Comedienne Joan Rivers once quipped that to be “properly Jewish”, nativity scenes would include a nanny for the baby Jesus, and Mary wouldn’t be dressed in schmattes but clothes to reflect her importance in the Christmas story – a Chanel suit, Manola Blahnik shoes and a Hermes bag! The Israeli satire TV show, Eretz Nehederet (Wonderful Country) is an odd one for Christmas but may work with Chanukah. Featuring a different kind of nativity scene, the infant Jesus is visited by three “wise persons” of the West, from Berkeley – who claim Jesus is not Jewish but Palestinian and Muslim.

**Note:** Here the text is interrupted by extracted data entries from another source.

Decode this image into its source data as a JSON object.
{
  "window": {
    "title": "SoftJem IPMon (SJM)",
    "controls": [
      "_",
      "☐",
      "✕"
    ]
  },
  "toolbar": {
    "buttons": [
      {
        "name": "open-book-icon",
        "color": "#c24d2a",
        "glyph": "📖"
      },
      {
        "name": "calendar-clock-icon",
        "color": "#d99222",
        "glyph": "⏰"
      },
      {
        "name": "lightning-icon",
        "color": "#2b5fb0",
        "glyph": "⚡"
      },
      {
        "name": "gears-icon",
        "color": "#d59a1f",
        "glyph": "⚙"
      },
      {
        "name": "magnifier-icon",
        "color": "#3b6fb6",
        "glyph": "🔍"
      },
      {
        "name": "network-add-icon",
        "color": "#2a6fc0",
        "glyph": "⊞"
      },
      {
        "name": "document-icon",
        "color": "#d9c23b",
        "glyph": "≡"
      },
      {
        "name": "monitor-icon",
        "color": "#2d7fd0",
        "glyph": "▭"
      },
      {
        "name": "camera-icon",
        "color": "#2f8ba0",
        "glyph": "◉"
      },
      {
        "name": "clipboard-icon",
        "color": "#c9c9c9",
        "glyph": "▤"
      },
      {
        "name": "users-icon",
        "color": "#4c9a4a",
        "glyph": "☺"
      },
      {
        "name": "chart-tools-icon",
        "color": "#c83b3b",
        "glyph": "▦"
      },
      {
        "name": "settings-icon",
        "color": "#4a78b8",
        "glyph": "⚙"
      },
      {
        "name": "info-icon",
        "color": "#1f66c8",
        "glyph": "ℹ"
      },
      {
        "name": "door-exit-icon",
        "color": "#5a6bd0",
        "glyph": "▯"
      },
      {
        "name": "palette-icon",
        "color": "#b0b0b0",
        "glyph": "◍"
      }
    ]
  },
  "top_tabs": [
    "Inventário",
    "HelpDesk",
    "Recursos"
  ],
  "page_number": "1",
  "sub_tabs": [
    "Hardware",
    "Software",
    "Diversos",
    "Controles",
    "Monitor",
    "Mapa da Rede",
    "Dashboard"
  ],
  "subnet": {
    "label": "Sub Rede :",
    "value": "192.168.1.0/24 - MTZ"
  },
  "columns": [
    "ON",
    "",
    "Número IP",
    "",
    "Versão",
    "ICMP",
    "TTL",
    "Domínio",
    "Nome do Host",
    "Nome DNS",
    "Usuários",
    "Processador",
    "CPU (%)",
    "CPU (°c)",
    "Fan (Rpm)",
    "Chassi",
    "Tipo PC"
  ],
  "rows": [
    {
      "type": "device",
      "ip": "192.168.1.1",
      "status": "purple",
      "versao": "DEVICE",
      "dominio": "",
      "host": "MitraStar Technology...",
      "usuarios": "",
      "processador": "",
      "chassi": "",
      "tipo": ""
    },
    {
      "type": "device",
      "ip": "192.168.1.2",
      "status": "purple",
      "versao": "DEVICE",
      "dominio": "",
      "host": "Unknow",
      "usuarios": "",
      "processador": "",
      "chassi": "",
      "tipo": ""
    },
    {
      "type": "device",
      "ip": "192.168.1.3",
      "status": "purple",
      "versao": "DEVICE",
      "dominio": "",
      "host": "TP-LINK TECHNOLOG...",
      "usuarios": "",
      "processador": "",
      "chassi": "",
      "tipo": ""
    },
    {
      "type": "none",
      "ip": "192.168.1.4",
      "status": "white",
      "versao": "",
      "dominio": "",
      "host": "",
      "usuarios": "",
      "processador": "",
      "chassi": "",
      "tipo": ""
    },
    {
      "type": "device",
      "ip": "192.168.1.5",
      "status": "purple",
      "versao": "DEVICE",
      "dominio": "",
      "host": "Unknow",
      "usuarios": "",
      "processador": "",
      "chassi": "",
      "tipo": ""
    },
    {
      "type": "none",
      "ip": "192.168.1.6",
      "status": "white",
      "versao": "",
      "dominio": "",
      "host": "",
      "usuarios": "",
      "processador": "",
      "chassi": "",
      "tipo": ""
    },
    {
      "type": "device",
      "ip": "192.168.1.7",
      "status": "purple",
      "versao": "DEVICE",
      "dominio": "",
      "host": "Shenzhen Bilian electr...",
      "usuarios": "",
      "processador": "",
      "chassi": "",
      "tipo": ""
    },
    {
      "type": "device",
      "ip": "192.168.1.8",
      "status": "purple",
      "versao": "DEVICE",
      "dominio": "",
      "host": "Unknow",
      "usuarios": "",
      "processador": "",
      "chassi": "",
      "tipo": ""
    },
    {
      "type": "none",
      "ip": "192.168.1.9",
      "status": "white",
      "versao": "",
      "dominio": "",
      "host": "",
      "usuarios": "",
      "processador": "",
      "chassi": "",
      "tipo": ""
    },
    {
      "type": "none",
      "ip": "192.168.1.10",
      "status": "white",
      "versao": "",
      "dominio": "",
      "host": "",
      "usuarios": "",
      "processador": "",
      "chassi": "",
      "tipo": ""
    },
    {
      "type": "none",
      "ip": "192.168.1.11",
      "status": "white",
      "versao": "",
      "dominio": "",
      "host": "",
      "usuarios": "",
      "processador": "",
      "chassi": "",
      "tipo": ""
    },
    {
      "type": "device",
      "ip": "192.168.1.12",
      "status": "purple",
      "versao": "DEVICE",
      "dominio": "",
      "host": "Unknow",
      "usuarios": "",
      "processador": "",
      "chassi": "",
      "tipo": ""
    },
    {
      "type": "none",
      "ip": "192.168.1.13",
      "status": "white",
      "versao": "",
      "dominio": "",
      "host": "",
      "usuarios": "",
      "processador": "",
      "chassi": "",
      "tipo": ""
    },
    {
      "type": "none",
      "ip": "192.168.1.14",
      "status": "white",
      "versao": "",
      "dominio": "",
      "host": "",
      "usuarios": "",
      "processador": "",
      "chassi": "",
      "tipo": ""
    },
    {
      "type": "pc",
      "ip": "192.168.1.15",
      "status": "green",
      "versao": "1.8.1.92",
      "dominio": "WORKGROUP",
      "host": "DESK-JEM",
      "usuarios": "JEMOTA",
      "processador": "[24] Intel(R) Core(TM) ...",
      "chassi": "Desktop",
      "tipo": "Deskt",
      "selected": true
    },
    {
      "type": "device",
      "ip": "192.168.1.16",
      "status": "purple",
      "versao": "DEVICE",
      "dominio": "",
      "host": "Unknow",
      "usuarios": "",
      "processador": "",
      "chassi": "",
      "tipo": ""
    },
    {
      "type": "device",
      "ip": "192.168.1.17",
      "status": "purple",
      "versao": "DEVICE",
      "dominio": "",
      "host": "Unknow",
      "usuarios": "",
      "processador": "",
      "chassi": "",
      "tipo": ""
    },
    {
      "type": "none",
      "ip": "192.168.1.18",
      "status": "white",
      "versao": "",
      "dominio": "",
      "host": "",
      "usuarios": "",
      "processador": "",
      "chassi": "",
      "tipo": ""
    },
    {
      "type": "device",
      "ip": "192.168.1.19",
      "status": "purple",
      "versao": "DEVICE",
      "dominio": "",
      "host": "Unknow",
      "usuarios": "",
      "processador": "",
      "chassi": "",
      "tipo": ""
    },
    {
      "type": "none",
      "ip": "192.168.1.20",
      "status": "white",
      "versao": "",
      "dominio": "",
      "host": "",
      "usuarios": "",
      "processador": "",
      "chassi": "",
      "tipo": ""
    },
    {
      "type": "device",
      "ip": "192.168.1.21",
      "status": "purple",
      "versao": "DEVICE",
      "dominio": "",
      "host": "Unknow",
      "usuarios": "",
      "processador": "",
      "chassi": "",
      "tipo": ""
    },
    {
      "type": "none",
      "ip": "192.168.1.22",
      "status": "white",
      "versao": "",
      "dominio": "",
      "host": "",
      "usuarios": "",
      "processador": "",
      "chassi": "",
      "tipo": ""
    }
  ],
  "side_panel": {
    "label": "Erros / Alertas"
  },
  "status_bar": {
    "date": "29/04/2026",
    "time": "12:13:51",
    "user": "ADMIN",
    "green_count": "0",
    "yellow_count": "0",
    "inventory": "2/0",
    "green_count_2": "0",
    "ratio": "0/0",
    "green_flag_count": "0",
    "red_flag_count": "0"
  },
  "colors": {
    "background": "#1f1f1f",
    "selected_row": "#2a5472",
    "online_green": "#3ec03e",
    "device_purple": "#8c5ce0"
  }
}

For more Chanukah-specific films check out Lucy DeVito, Jonah Platt and Sarah Silverman in Menorah in the Middle, which has Sarah returning home to introduce her fiancé, only to discover the family bakery is going m’khuleh. More romantic still and on Hulu is Mistletoe and Menorahs, the tale of the hard-working toy exec who has to learn about Chanukah — fast — to seal the deal with a new account, so he seeks help from a Jewish expert. Not seen it, but be thankful!
If Christmas were a Jewish holiday, the rabbis would have added as many new laws as possible. Such as: “Any species of tree is kosher for use as a Christmas tree, provided it has needles and not leave.” On how and when to decorate the tree: “Additional lights are set up around the outside of the home, each according to his own ability. The more lights and other decorations one sets up, the more praiseworthy he is.” As for the Christmas meal the rules would state: “In the evening, after three stars appear in the sky, the family gathers for the Erev Christmas meal. Opinions differ on what should be served.”
Accompanying the meal would be traditional songs:
“Who knows one?
I know one!
One is a partridge in a pear tree
Who knows two? I know two!
Two are the turtledoves….”
Wishing all readers a merry 25th December whatever you celebrate.